Seventy percent of our revenue in microbial is from that recurring revenue stream of the cartridges. In biologics testing, also attractive long-term growth opportunities as we're going to continue to test and manufacture, especially some of these new advanced modalities. What has been interesting to see is with some of the more recent commitments from pharma companies to bring back manufacturing into the U.S., and I think the last time I counted is over $150 billion. That is also going to offer us, maybe three or four years from now, a great opportunity to help those sites get online and do a lot of the quality testing for them. Also, similar to DSA, we'll look at partnerships and new technologies like next-generation sequencing to augment our portfolio. We have not also been asleep from a margin perspective.

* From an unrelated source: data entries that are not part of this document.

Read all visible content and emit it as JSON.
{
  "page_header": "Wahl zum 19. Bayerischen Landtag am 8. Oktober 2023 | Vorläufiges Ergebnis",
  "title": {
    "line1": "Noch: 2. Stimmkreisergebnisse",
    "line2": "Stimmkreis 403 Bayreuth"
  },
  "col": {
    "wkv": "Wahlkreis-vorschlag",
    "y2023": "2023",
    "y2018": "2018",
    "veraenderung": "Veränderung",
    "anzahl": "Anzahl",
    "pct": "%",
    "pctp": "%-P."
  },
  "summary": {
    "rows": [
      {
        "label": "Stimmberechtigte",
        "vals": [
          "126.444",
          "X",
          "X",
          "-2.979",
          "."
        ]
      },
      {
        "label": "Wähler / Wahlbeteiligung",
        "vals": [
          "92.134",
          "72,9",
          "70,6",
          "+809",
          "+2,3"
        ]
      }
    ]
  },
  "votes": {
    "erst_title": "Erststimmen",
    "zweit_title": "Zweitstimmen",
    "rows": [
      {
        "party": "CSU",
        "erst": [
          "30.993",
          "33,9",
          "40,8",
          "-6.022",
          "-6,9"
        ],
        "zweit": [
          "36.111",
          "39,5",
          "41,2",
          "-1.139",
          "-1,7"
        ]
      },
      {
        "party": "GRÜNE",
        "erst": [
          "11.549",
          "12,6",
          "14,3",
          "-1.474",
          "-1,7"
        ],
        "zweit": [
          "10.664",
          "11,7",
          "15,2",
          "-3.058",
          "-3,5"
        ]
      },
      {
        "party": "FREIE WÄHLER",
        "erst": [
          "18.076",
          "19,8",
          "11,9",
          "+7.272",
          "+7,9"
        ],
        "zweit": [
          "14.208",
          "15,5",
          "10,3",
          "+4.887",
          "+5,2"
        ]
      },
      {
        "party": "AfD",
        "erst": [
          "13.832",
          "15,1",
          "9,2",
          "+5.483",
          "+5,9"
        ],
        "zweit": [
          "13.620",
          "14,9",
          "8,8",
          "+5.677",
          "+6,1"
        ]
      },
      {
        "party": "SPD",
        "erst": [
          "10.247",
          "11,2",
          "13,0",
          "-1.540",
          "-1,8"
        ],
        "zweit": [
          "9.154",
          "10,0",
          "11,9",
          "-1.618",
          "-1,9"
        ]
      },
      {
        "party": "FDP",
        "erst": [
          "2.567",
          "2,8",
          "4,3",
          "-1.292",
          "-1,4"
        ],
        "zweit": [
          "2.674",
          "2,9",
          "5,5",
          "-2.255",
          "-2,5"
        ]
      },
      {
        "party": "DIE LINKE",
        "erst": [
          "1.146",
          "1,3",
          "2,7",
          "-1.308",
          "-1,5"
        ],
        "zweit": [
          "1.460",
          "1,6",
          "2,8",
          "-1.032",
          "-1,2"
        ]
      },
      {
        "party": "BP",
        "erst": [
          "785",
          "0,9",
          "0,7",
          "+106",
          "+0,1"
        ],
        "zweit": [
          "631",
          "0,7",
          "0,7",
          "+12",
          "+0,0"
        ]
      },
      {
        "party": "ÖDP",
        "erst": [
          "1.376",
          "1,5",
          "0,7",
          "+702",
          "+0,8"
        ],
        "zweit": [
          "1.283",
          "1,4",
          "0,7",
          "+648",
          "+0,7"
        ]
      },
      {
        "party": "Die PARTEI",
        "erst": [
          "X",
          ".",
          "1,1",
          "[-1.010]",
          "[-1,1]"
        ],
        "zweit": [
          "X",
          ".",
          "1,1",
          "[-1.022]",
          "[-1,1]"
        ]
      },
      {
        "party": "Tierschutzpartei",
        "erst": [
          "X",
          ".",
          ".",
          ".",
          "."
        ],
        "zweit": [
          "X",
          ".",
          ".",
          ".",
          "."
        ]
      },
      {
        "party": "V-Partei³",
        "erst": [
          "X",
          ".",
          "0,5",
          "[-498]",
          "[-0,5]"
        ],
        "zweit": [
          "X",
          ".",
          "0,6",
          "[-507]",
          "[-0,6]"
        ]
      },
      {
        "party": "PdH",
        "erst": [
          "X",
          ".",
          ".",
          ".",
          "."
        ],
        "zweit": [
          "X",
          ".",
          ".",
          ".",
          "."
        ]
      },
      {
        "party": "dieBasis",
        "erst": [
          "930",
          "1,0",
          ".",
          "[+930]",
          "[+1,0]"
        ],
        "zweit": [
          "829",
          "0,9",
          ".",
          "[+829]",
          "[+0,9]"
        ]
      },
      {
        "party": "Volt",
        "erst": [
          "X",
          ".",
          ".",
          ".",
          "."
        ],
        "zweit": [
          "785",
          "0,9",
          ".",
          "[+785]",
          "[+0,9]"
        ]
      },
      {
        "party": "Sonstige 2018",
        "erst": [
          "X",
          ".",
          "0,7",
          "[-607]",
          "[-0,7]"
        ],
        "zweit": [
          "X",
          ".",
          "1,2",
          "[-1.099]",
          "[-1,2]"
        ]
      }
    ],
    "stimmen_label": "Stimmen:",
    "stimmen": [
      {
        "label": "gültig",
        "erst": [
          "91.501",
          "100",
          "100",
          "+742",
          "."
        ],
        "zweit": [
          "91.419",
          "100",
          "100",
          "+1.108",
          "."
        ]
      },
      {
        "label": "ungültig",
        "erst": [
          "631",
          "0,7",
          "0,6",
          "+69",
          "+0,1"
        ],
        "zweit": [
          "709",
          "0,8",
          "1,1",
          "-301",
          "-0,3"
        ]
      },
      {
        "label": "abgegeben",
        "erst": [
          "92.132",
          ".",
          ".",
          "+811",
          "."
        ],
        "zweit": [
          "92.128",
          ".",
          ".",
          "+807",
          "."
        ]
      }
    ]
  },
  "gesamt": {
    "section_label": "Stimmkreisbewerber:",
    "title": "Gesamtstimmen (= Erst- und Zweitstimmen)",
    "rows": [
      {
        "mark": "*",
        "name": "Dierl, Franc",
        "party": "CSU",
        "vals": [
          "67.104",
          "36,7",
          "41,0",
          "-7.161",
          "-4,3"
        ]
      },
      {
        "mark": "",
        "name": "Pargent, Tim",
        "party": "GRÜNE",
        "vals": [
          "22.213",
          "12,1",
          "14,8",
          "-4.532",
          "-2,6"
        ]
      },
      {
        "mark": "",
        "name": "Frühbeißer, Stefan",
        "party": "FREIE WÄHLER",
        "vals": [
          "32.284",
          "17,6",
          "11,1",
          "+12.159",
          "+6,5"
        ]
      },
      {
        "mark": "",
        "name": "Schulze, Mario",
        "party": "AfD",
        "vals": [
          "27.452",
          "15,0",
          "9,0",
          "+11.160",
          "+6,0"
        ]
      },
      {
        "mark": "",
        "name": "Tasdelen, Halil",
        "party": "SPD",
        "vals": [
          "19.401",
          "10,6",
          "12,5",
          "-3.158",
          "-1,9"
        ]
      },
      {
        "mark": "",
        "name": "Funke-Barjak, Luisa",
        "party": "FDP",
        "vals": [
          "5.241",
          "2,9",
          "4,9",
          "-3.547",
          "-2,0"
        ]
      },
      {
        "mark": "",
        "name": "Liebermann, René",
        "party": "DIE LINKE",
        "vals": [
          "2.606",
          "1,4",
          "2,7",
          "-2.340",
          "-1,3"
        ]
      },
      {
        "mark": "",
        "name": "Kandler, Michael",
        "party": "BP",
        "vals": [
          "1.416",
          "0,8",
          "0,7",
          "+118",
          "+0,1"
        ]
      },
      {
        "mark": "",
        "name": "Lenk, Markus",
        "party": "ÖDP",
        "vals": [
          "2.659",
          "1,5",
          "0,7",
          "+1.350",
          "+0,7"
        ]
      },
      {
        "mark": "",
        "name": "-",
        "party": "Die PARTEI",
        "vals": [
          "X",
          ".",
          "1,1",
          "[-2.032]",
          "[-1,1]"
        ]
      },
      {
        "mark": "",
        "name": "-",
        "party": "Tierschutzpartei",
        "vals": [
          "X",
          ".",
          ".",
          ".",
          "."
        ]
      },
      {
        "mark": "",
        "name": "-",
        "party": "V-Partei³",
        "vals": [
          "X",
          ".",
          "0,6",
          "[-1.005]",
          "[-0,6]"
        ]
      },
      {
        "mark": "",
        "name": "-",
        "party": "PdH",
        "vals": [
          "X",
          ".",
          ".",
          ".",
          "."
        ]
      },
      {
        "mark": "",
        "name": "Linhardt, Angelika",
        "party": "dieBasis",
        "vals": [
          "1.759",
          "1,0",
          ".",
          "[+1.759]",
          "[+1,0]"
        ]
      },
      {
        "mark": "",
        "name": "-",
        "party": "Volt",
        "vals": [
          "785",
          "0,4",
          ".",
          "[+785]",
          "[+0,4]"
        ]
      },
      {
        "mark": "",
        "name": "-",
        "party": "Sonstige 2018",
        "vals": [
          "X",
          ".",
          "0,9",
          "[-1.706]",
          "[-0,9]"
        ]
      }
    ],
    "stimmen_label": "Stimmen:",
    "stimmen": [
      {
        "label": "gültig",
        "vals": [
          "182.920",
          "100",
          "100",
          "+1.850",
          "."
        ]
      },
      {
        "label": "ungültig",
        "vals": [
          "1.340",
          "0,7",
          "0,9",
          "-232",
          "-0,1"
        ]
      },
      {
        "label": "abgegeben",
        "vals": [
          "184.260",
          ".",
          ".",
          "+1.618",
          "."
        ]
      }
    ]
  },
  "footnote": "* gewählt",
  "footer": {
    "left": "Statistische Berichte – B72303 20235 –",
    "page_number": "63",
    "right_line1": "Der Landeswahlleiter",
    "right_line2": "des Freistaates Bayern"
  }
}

I talked about how margin has eroded for the last couple of years. That is part of, in our business, when you have declining revenue, it is obviously hard to protect margin. We really have taken decisive action to manage through this challenging environment with constrained demand, focusing on enhancing our commercial efforts, aggressively managing our cost structure, and then thinking of how we might allocate capital strategically, maybe in a different way than in the past. As a result of this focus, we saw our capture rate in the proposals in our safety space, for example, increase 300 basis points in 2024 versus 2023 when you look year-over-year average. From a cost perspective, we have implemented right-sizing of our workforce and then restructuring of our footprint that will generate over 5% of cost savings.
Finally, we're balancing our capital allocation with execution of stock repurchases, which we hadn't done in a while. Speaking of capital allocation, we obviously have a balanced approach and continue to optimize our capital deployment. When we think about capital expenditures, we modulated the level of investments that we've done. We also, as I said, reinstated stock repurchases. We'll continue to look at strategic M&A as a priority, but we're obviously mindful to doing that in a way that we maintain reasonable debt levels. To conclude, we're confident that we're going to emerge from this period of softer demand as a stronger and more agile organization. We took these actions to optimize our cost base, to selectively repurchase stock, and to remain disciplined in how we deploy our capital so that we can enhance shareholder value.
Once the demand returns, we believe that this leaner organization, fitter organization that we now are, will be able to capitalize on the increased demand and drive profitable growth and shareholder value in the future. Thank you very much.
All right, thanks, everyone. I know we have a minute or two here, but I think we're going to go ahead and wrap it there and take the group up to the second floor. Again, as a reminder, the breakout will be in Maher. It's on the second floor, breakout room in Maher. We'll see everybody up there in about 10 minutes. Thank you.